Welcoming the campers
Jill Heckathorn helps her students welcome the campers
There are times when the work and energy it takes to plan for meaningful experiential opportunities feels overwhelming and more than once I have mumbled "never again" under my breath. Ultimately, the value clearly outweighs the effort and I continue to be motivated by the students and community members who open their minds and hearts to new ways of thinking about their lives and their work.

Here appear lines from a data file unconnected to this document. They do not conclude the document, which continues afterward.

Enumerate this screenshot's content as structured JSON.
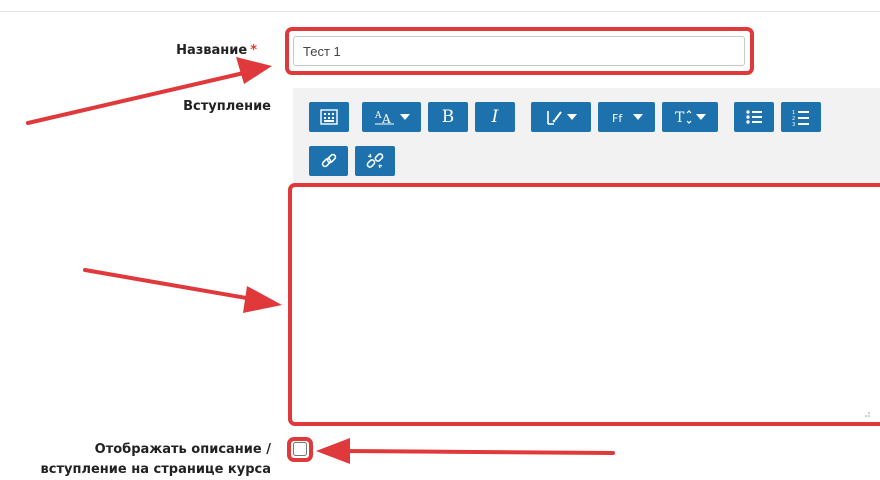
{
  "form": {
    "name_label": "Название",
    "required_mark": "*",
    "name_value": "Тест 1",
    "intro_label": "Вступление",
    "show_desc_label_line1": "Отображать описание /",
    "show_desc_label_line2": "вступление на странице курса",
    "show_desc_checked": false
  },
  "toolbar": {
    "row1": [
      "show-more-icon",
      "font-style-icon",
      "bold-icon",
      "italic-icon",
      "font-color-icon",
      "font-family-icon",
      "font-size-icon",
      "unordered-list-icon",
      "ordered-list-icon"
    ],
    "row2": [
      "link-icon",
      "unlink-icon"
    ],
    "bold_glyph": "B",
    "italic_glyph": "I"
  },
  "colors": {
    "highlight": "#e0393b",
    "toolbar_button": "#1d72ad",
    "required": "#e23b2e"
  }
}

I am privileged to have the support of the Recreation Program in making these class experiences possible. The cohort model allows me to more easily schedule the blocks of time required for these activities. The help and support of faculty and staff in the Recreation Program are essential to their success. I couldn't do what I do in the way that I do it without the clear engagement and appreciation of students in the Recreation Program.

"And most importantly, I learned that I need to be the one who is actively pursuing an inclusive world. I can't just expect someone else to make the change happen; if I want something done, I need to be the one to do it. I want to see the happiness on the faces of those community members on every single face in this world. We need that; we deserve that." (Recreation Major 2011)




Footnotes

1 Rud, A.G. and Garrison, Jim, The Reverent Educator: The Call to Supporting Students' Spiritually on our Campuses, Spirituality in Higher Education Newsletter, May 2009, Volume 5, Issue 2, page 2.

2 Woodruff, Paul, Reverence: Renewing a Forgotten Virtue, New York: Oxford University Press, 2001, page 63.

3 Kolb, D., Experiential Learning: Experience as the Source of Learning and Development, Prentice Hall, 1983.